Angga mengeluarkan ponselnya dan memperlihatkan layar ponselnya. Itu kayak semacam rekaman cctv gitu. Darimana Angga punya rekaman itu? "Don't worry."
Oke, mari kita coba berpikir baik dan fokus pada makan malam ini. Meski sulit, aku berusaha sekeras mungkin nggak mengecewakan Angga yang udah siapin ini semua. Tapi tetep aja, aku pengen acara ini cepet kelar dan bisa balik ke rumah, biar bisa cepet ketemu sama Aksa juga.
Setelah semua piring yang ada di meja kami disingkirkan, jus disajikan untuk kami. Ya kan aku lagi menyusui, jadi nggak boleh minum wine atau minuman beralkohol lainnya.

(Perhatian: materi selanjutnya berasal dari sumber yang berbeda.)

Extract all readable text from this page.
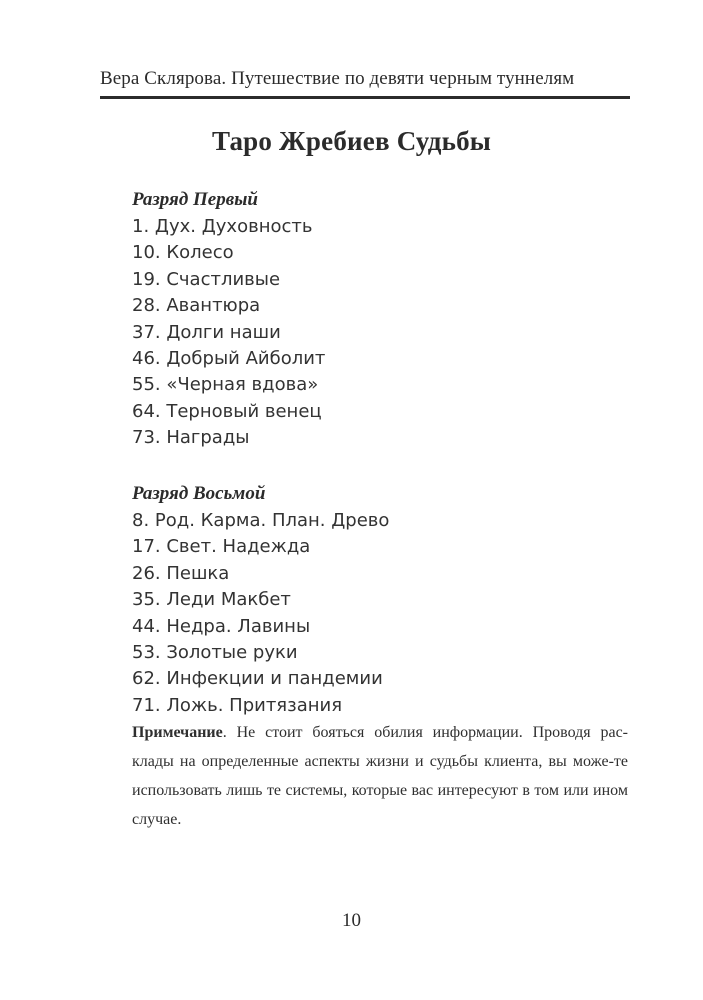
Вера Склярова. Путешествие по девяти черным туннелям
Таро Жребиев Судьбы
Разряд Первый
1. Дух. Духовность
10. Колесо
19. Счастливые
28. Авантюра
37. Долги наши
46. Добрый Айболит
55. «Черная вдова»
64. Терновый венец
73. Награды
Разряд Восьмой
8. Род. Карма. План. Древо
17. Свет. Надежда
26. Пешка
35. Леди Макбет
44. Недра. Лавины
53. Золотые руки
62. Инфекции и пандемии
71. Ложь. Притязания

Примечание. Не стоит бояться обилия информации. Проводя рас-клады на определенные аспекты жизни и судьбы клиента, вы може-те использовать лишь те системы, которые вас интересуют в том или ином случае.

10
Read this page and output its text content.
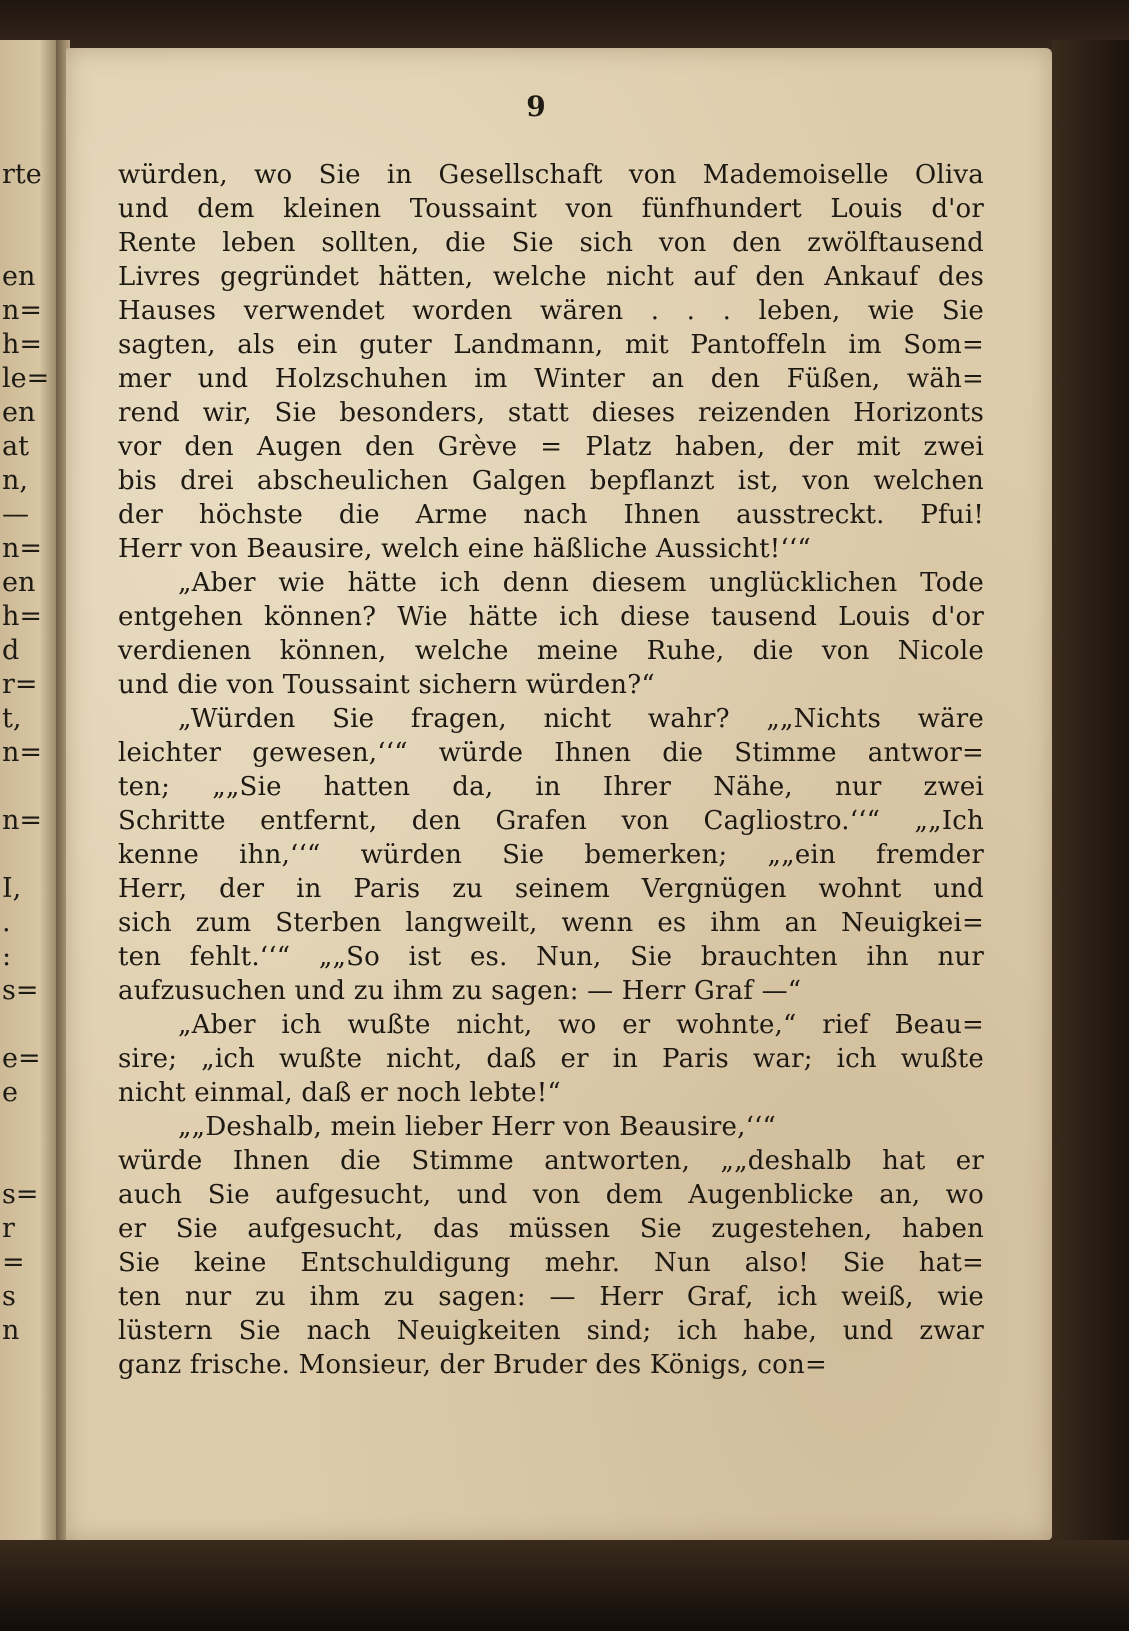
rte
en
n=
h=
le=
en
at
n,
—
n=
en
h=
d
r=
t,
n=
n=
I,
.
:
s=
e=
e
s=
r
=
s
n
9
würden, wo Sie in Gesellschaft von Mademoiselle Oliva
und dem kleinen Toussaint von fünfhundert Louis d'or
Rente leben sollten, die Sie sich von den zwölftausend
Livres gegründet hätten, welche nicht auf den Ankauf des
Hauses verwendet worden wären . . . leben, wie Sie
sagten, als ein guter Landmann, mit Pantoffeln im Som=
mer und Holzschuhen im Winter an den Füßen, wäh=
rend wir, Sie besonders, statt dieses reizenden Horizonts
vor den Augen den Grève = Platz haben, der mit zwei
bis drei abscheulichen Galgen bepflanzt ist, von welchen
der höchste die Arme nach Ihnen ausstreckt. Pfui!
Herr von Beausire, welch eine häßliche Aussicht!‘‘“
„Aber wie hätte ich denn diesem unglücklichen Tode
entgehen können? Wie hätte ich diese tausend Louis d'or
verdienen können, welche meine Ruhe, die von Nicole
und die von Toussaint sichern würden?“
„Würden Sie fragen, nicht wahr? „„Nichts wäre
leichter gewesen,‘‘“ würde Ihnen die Stimme antwor=
ten; „„Sie hatten da, in Ihrer Nähe, nur zwei
Schritte entfernt, den Grafen von Cagliostro.‘‘“ „„Ich
kenne ihn,‘‘“ würden Sie bemerken; „„ein fremder
Herr, der in Paris zu seinem Vergnügen wohnt und
sich zum Sterben langweilt, wenn es ihm an Neuigkei=
ten fehlt.‘‘“ „„So ist es. Nun, Sie brauchten ihn nur
aufzusuchen und zu ihm zu sagen: — Herr Graf —“
„Aber ich wußte nicht, wo er wohnte,“ rief Beau=
sire; „ich wußte nicht, daß er in Paris war; ich wußte
nicht einmal, daß er noch lebte!“
„„Deshalb, mein lieber Herr von Beausire,‘‘“
würde Ihnen die Stimme antworten, „„deshalb hat er
auch Sie aufgesucht, und von dem Augenblicke an, wo
er Sie aufgesucht, das müssen Sie zugestehen, haben
Sie keine Entschuldigung mehr. Nun also! Sie hat=
ten nur zu ihm zu sagen: — Herr Graf, ich weiß, wie
lüstern Sie nach Neuigkeiten sind; ich habe, und zwar
ganz frische. Monsieur, der Bruder des Königs, con=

Angga menyodorkan kotak kecil berwarna hitam. Aku pikir itu cincin, karena biasanya cincin kan yang dimasukin ke kotak. Ternyata bukan. Isinya sebuah kalung yang sangat cantik. Kalungnya sih biasa aja, sama seperti kalung lainnya yang polos dan kalem gitu. Yang bikin istimewa itu liontinnya. Huruf A yang dilingkari cincin.
"Thank you, brought him to this world." lalu Angga memasangkan kalung itu kepadaku.
Kayaknya aku kehilangan kemampuan untuk berbicara. Aku cuma bisa diem aja ketika Angga mengucapkan kalimatnya dan memasangkan kalung itu. Bingung aja harus merespon seperti apa.
"Kenapa aku dikasih kalung?" akhirnya aku bisa ngomong.
"Perempuan itu istimewa. Kami nggak bisa melahirkan ataupun menyusui. Kami nggak bisa sekuat kalian ketika melahirkan, juga ketika harus mengurus rumah dan juga anak. Ini hanya sebagai ucapan terima kasih, karena kamu sudah melakukan hal hebat untuk kami." ucap Angga tulus.
Ya ampun, kurang baik dan manis apa Angga ini? Padahal wajahnya tuh biasa aja pas ngomong, tapi dia bisa begitu manis gini? Aksa, kamu harus jadi laki-laki yang penyayang dan manis seperti Angga, ya.
"Itu yang Ayah ajarkan ke kami." tambah Angga, ketika aku nggak buruan membalas ucapannya.
Nggak peduli dia belajar hal manis ini dari siapa. Yang jelas, Angga sukses bikin aku merasa sangat bahagia dan dihargai. Dia orang asing yang selalu ada dan iklas membantuku. Dia yang kata orang nyebelin dan galak, nyatanya begitu perhatian dan sangat manis.